The Court presumes that Plaintiff is referring to Harlow v. Fitzgerald, 457 U.S. 800 (1982) and Scheuer v. Rhodes, 416 U.S. 232 (1974), both of which discuss the qualified-immunity defense. Scheuer also addresses the issue of sufficiency of the complaint.
Section 19872 is entitled "Prosecution of violation of certain laws" and is wholly inapplicable here. Lastly, "section 1988 does not create independent causes of action, it simply `defines procedures under which remedies may be sought in civil rights actions.'" Schroder v. Volcker, 864 F.2d 97, 99 (10th Cir. 1988) (quoting Brown v.
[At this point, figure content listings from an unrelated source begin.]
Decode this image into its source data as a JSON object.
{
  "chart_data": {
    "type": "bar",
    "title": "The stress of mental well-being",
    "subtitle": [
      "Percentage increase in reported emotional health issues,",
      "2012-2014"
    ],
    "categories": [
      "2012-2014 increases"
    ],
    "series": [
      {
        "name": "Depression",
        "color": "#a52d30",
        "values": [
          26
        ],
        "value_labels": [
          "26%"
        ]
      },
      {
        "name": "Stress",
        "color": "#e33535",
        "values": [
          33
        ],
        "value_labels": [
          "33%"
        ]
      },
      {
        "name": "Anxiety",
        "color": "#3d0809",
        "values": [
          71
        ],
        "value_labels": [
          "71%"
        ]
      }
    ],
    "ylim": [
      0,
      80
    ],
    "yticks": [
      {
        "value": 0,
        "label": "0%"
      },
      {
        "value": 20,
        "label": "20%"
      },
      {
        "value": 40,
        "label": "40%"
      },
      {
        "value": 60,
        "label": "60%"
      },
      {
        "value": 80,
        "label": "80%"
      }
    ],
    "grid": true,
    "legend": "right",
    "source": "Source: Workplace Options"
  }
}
Reardon, 770 F.2d 896, 907 (10th Cir. 1985)); Hall v. Wooten, 506 F.2d 564, 568 (6th Cir. 1974) ("We have held that section 1988 does not create federal causes of action for violation of civil rights."). The Court, having liberally construed the complaint as it must, finds that Plaintiff has failed to state facts entitling him to relief under 42 U.S.C. §§ 1984 through 1988. A separate Order will be entered consistent with this Memorandum Opinion. Date: May 29, 2009
Plaintiff, pro se Defendant Attorney General, Commonwealth of Kentucky 4413.005
Under 42 U.S.C. § 1987,
The United States attorneys, marshals, and deputy marshals, the United States magistrate judges appointed by the district and territorial courts, with power to arrest, imprison, or bail offenders, and every other officer who is especially empowered by the President, are authorized and required, at the expense of the United States, to institute prosecutions against all persons violating any of the provisions of section 1990 of this title or of sections 5506 to 5516 and 5518 to 5532 of the Revised Statutes, and to cause such persons to be arrested, and imprisoned or bailed, for trial before the court of the United States or the territorial court having cognizance of the offense.